Wenn die Voraussetzungen für Schadensersatzansprüche vorlägen, stelle sich schließlich die Frage, inwieweit der Anleger darlegen und beweisen müsse, dass ihm durch die unterlassene Ad-hoc-Mitteilung ein Schaden entstanden sei. Hier wäre zum einen die Frage der Ursächlichkeit zwischen Ad-hoc-Pflichtverletzung oder unzutreffender Jahresberichte bzw. Halbjahresberichte und der konkreten Anlageentscheidung zu beantworten. Zum anderen wäre zu klären, worin der Schaden bestehe und wie er zu berechnen sei.
Hintergrund:
Dem Kapitalanleger-Musterverfahren liegen rund 1.650 Schadensersatzprozesse mit mehr als 3.500 Beteiligten vor dem Landgericht Braunschweig zugrunde. Der Gesamtstreitwert der Forderungen, für die das Kapitalanleger-Musterverfahren binden ist, beträgt fast 4 Mrd.
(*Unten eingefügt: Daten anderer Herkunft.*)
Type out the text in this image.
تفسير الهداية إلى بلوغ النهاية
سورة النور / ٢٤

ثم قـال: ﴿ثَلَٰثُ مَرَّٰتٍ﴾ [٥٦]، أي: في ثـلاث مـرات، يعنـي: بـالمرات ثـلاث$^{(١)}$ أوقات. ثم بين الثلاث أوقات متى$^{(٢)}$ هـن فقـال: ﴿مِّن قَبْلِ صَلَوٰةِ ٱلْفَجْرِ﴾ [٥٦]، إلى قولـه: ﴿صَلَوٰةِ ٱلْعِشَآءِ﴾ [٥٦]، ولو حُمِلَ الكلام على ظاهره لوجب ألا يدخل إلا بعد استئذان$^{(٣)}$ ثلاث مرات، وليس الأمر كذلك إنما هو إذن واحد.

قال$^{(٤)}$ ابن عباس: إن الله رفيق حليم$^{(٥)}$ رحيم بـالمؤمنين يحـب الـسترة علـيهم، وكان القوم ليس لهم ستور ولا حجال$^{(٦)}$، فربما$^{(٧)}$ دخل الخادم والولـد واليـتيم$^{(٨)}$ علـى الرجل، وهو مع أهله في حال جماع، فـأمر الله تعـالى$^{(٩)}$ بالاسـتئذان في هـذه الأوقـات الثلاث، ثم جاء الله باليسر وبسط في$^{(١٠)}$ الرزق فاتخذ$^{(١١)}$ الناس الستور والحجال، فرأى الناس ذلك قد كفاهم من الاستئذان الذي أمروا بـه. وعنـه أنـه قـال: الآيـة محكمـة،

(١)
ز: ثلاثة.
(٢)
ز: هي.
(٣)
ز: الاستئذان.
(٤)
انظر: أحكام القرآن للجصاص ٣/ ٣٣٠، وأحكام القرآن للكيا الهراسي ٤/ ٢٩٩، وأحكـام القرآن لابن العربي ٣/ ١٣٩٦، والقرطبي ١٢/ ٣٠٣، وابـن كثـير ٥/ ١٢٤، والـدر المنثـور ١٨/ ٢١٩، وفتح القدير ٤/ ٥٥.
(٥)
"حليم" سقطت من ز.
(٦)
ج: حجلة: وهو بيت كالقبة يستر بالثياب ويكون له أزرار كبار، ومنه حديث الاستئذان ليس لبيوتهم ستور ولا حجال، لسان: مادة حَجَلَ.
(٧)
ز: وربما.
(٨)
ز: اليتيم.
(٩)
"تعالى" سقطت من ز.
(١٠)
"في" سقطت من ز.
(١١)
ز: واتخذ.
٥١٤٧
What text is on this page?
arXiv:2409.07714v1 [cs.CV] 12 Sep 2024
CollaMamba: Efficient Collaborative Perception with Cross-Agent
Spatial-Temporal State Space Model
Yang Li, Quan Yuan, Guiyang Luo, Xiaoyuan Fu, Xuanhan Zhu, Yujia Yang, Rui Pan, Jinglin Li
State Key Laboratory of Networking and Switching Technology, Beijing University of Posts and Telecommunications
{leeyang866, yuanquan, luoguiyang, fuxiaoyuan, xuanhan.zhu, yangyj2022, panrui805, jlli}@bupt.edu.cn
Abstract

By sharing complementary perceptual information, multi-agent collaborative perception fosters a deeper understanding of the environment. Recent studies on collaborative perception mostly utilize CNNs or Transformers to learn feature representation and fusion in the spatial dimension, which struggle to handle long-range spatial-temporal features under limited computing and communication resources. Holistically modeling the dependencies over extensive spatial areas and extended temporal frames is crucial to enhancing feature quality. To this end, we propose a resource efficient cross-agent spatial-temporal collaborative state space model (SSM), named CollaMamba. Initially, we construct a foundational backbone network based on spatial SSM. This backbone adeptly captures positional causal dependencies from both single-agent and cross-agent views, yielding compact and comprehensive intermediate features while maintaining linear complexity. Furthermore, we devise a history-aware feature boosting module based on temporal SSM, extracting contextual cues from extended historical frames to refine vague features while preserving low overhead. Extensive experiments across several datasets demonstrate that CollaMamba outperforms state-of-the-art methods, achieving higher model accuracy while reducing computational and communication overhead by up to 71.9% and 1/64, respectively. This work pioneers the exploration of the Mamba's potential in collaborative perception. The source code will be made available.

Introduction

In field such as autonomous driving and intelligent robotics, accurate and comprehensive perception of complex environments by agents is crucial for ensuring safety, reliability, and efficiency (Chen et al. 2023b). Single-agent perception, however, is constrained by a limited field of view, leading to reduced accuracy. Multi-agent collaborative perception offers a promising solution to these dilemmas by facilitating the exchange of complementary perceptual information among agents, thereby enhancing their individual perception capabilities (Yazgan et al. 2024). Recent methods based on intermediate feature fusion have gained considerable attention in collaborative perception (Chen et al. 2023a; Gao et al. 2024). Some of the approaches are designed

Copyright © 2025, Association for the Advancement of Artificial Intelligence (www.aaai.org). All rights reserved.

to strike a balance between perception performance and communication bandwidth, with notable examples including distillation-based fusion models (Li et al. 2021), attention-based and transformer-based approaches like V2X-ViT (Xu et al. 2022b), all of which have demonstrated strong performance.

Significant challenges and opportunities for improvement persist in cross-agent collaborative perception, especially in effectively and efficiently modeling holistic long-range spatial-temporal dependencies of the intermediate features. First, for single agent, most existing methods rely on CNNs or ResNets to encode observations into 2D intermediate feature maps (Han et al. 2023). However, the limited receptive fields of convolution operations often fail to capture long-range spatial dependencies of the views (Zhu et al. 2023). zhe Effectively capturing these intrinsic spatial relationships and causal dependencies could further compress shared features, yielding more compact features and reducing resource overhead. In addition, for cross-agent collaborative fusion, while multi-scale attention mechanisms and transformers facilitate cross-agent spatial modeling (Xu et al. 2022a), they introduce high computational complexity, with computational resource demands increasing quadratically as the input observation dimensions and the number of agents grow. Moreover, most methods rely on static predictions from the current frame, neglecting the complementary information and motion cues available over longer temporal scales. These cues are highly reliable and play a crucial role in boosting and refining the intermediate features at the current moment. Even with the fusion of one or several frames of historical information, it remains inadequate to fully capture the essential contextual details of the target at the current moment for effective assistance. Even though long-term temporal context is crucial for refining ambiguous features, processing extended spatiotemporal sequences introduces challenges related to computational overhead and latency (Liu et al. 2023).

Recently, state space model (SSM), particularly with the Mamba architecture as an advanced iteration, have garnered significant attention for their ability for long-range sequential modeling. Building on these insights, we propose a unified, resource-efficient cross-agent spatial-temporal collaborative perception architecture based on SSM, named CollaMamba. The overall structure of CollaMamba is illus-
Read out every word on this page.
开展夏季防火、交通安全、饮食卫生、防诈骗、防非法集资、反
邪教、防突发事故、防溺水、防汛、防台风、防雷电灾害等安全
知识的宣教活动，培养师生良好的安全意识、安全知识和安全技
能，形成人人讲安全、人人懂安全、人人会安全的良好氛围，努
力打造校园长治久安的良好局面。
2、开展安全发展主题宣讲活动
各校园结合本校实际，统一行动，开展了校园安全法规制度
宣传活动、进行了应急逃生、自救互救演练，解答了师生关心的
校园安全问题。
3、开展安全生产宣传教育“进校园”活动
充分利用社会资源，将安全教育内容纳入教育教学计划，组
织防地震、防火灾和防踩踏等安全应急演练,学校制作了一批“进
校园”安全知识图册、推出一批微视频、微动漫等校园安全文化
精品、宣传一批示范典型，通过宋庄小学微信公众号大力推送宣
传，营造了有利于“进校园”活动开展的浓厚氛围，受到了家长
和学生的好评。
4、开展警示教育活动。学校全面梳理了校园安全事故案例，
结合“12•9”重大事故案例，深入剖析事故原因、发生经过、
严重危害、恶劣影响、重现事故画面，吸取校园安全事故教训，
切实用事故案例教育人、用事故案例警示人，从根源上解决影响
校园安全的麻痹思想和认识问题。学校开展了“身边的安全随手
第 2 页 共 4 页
Euro. Bis zum Abschluss des Kapitalanleger-Musterverfahrens werden die Verfahren vor dem Landgericht nicht weiter betrieben. Das Kapitalanleger-Musterverfahren vor dem Oberlandesgericht endet mit einem Musterentscheid, gegen den die Rechtsbeschwerde zum Bundesgerichtshof zulässig ist. Nach rechtskräftigem Abschluss des Kapitalanleger-Musterverfahrens werden die Verfahren vor dem Landgericht weitergeführt. Die Feststellungen und rechtlichen Bewertungen im Musterentscheid sind dabei für die Verfahren vor dem Landgericht bindend.